There is no question whatsoever that the overwhelmingly best financial advice is to avoid unhealthy habits and stress, to exercise and get regular medical check-ups. You will be paid unimaginable sums to not smoke, use drugs or drink to excess. Engage in activities that promote your spiritual health. Get ample sleep at night. Have a purpose doing the things that you enjoy doing with people you enjoy being with. The true wonder of the power of compounding is the fact that you shall be paid exponentially larger and larger amounts for every single extra breath that you can muster.
So make the next breath a good one and then keep going.
… But One Final Question:
What’s it all for? Mr. and Mrs. E are on a path that could end with a truly monumental sum of capital. So what comes next? What’s the point?
My own bias, of course, is always maximize returns with the least risk possible but speaking with Mr. and Mrs.

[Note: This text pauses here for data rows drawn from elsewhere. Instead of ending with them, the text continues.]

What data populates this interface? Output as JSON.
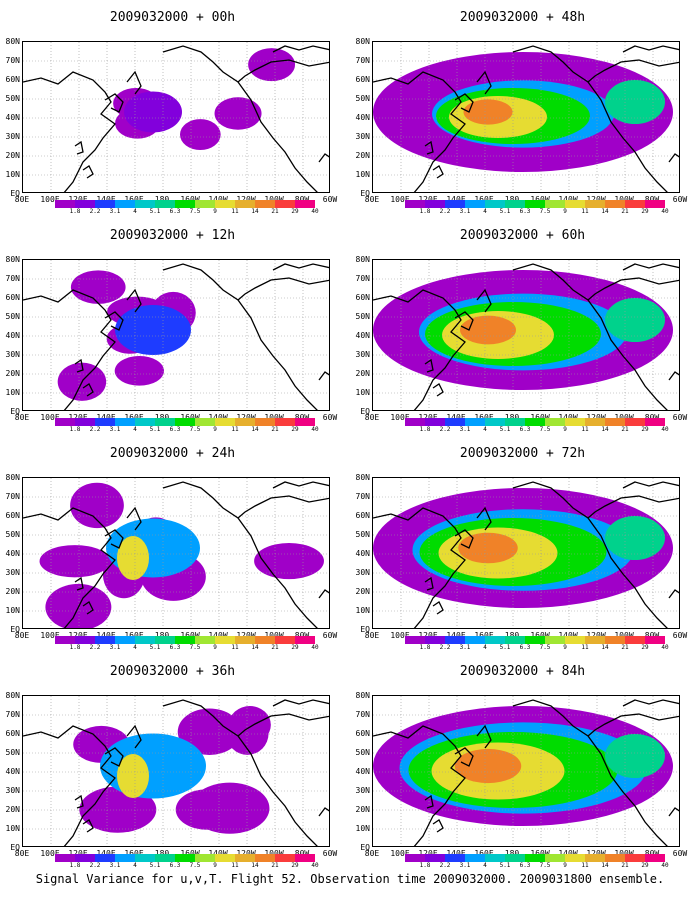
{
  "figure": {
    "caption": "Signal Variance for u,v,T. Flight 52. Observation time 2009032000. 2009031800 ensemble.",
    "x_ticks": [
      "80E",
      "100E",
      "120E",
      "140E",
      "160E",
      "180",
      "160W",
      "140W",
      "120W",
      "100W",
      "80W",
      "60W"
    ],
    "y_ticks": [
      "80N",
      "70N",
      "60N",
      "50N",
      "40N",
      "30N",
      "20N",
      "10N",
      "EQ"
    ],
    "colorbar": {
      "labels": [
        "1.8",
        "2.2",
        "3.1",
        "4",
        "5.1",
        "6.3",
        "7.5",
        "9",
        "11",
        "14",
        "21",
        "29",
        "40"
      ],
      "colors": [
        "#a000c8",
        "#8200dc",
        "#1e3cff",
        "#00a0ff",
        "#00c8c8",
        "#00d28c",
        "#00dc00",
        "#a0e632",
        "#e6dc32",
        "#e6af2d",
        "#f08228",
        "#fa3c3c",
        "#f00082"
      ]
    },
    "panels": [
      {
        "title": "2009032000 + 00h",
        "intensity": 0.15
      },
      {
        "title": "2009032000 + 48h",
        "intensity": 0.7
      },
      {
        "title": "2009032000 + 12h",
        "intensity": 0.3
      },
      {
        "title": "2009032000 + 60h",
        "intensity": 0.8
      },
      {
        "title": "2009032000 + 24h",
        "intensity": 0.45
      },
      {
        "title": "2009032000 + 72h",
        "intensity": 0.85
      },
      {
        "title": "2009032000 + 36h",
        "intensity": 0.55
      },
      {
        "title": "2009032000 + 84h",
        "intensity": 0.95
      }
    ]
  }
}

E has expanded my horizons. I’m shocked to learn that they actively DO NOT WANT a net worth even remotely that high! They view the outcome of this exercise without enthusiasm but rather, with unease and discomfort.
During our various conversations, it comes to light that Mr. and Mrs. E have held off on charitable giving because they weren’t convinced that they have enough to guarantee a comfortable retirement. Living in New York City can do that to you - even for high-net-worth couples like Mr. and Mrs. E. But seeing where things COULD end up by age 100 has inverted that perspective. Mr. and Mrs. E plan to start some charitable giving today to begin getting ahead of “the problem” of over-accumulating wealth in the future.
You could correctly say that Mr. and Mrs. E do not aim to maximize their financial returns per se. Instead, they have a completely different financial goal. They aim to maximize their potential for kindness and generosity towards others. They measure success in terms of “net capacity for good” instead of “net worth.”
We live in troubled times. But this? This is a bright, shining goal.